- Ah ça ! Fallait bien que ça arrive ! qu’y disent.
- Depuis l’temps qu’on dit qu’ça va mal finir !
C’est même pas vrai. Y a jamais personne qu’a dit ça. Ceux qui causent, là, j’les connais. Y m’disent toujours bonjour gentiment. Tout l’monde y dit bonjour à tout l’monde par chez nous. Et y en a même une, une des dames, là, des fois elle me donne un bonbon quand j’l’aide à sortir sa poubelle. C’est à cause de son mari qu’est mort d’une gangrène à l’hiver d’avant çui-là. C’est lui qui s’occupait d’la poubelle. Mais main’nant elle est toute seule et toute petite et maigre et elle dit comme ça que si elle avait eu un bon gars comme moi elle se f’rait bien moins du souci pour ses vieux jours et que j’suis un gentil garçon et que môman elle a bien d’la chance de m’avoir quand même.
Môman, elle dit que même si j’suis comme j’suis elle m’échangerait contre aucun autre. Elle est pas en train d’causer avec les gens, môman. J’l’entends qui pleure pendant qu’y disent leurs trucs même pas vrais. J’aime pas bien quand elle pleure, môman.

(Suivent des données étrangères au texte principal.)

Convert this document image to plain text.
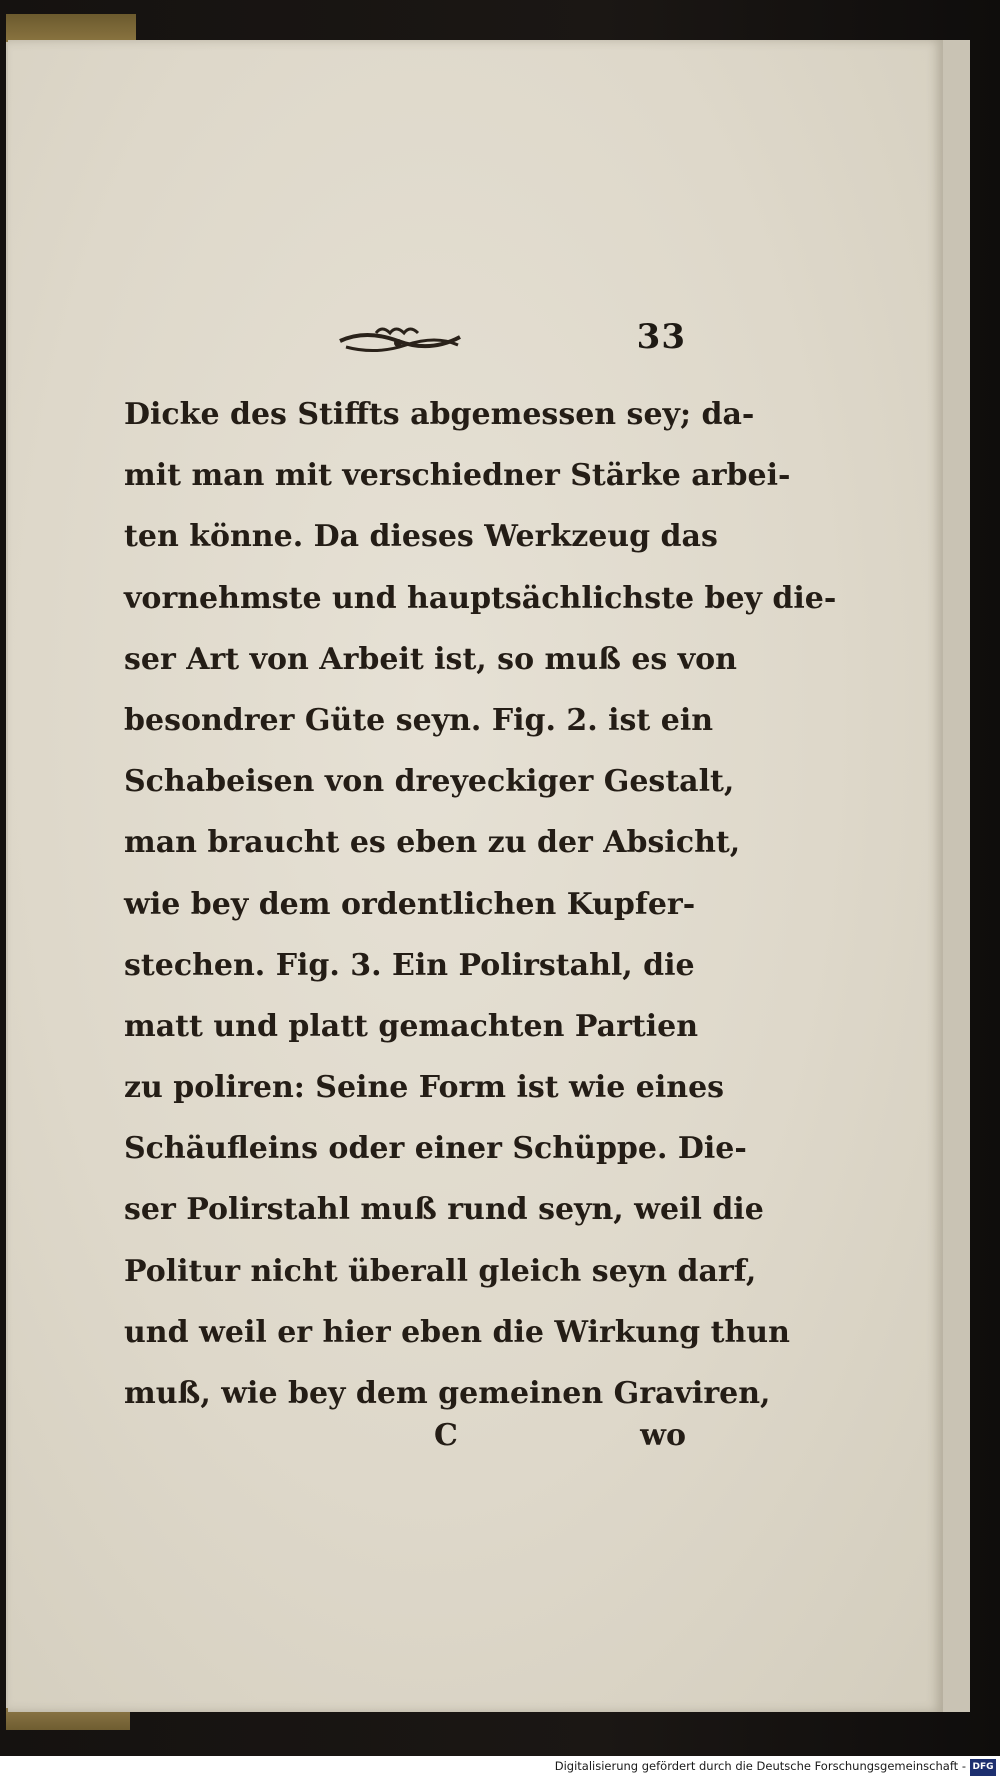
33
Dicke des Stiffts abgemessen sey; da-
mit man mit verschiedner Stärke arbei-
ten könne. Da dieses Werkzeug das
vornehmste und hauptsächlichste bey die-
ser Art von Arbeit ist, so muß es von
besondrer Güte seyn. Fig. 2. ist ein
Schabeisen von dreyeckiger Gestalt,
man braucht es eben zu der Absicht,
wie bey dem ordentlichen Kupfer-
stechen. Fig. 3. Ein Polirstahl, die
matt und platt gemachten Partien
zu poliren: Seine Form ist wie eines
Schäufleins oder einer Schüppe. Die-
ser Polirstahl muß rund seyn, weil die
Politur nicht überall gleich seyn darf,
und weil er hier eben die Wirkung thun
muß, wie bey dem gemeinen Graviren,
C	wo
Digitalisierung gefördert durch die Deutsche Forschungsgemeinschaft - DFG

Avant j’croyais qu’elle pleurait à cause de mon père qu’est dans l’ciel, mais un jour que j’aidais m’sieur l’curé à la sortie d’la messe j’ai entendu une dame dire qu’en vrai mon père c’était qu’un pendard qu’avait abandonné môman et qu’était sûr’ment en train d’croupir quelqu’part dans une prison et que c’est pour ça qu’j’suis comme ça. Je sais pas trop c’que c’est un pendard, mais surtout main’nant j’sais plus quoi penser quand elle pleure, môman. J’ai peur qu’c’est à cause de moi.
J’sais pas pourquoi y s’sont fâchés, les gens. C’est pas moi qui l’a cassée. Elle était comme ça quand j’l’ai trouvée. C’est bête qu’il est pas là l’monsieur. J’espère qu’y va r’venir. Y pourra expliquer, lui. Y sait bien qu’j’l’ai pas cassée. Faudrait qu’ils aillent lui d’mander au lieu d’causer, les gens, comme ça y comprendraient et môman elle arrêt’rait sûr’ment d’pleurer. J’devrais leur dire, mais j’peux pas pass’que l’monsieur y m’a dit d’me taire et môman elle dit toujours que j’dois obéir. Elle dit comme ça que moi j’sais pas et j’comprends pas bien alors qu’y faut toujours qu’j’obéisse aux gens pour pas faire des bêtises.
J’sais pas pourquoi y m’ont enfermé ici. C’est la grange au vieux Jeannot. Y s’en sert plus vraiment pass’qu’il est trop vieux main’nant mais y nous laisse jouer d’dans avec la p’tite Lili. On amène des poules de la Marthe, le chien à Lili et mes deux chats et on joue à la ferme. On dit qu’le chien d’Lili c’est un chien d’berger et mes chats des moutons ou des vaches. On fabrique des genres de barrières avec de la paille et des bouts d’bois pis ça fait des enclos pour not’ bétail. On aime bien jouer à ça avec la p’tite Lili. Une fois, y a une des poules de la Marthe qu’a même pondu dans la grange pendant qu’on jouait et on a eu l’droit d’garder les œufs et on a fait une omelette avec môman. C’était rud’ment bien.
Y a des policiers qui sont là aussi, main’nant. J’espère qu’y vont pouvoir la réparer, parce que j’l’aime bien et pis c’est pas moi qui l’a cassée la p’tite Lili.
Ecrit pour les Impromptus littéraires sur le thème "Un événement chamboule tous vos plans".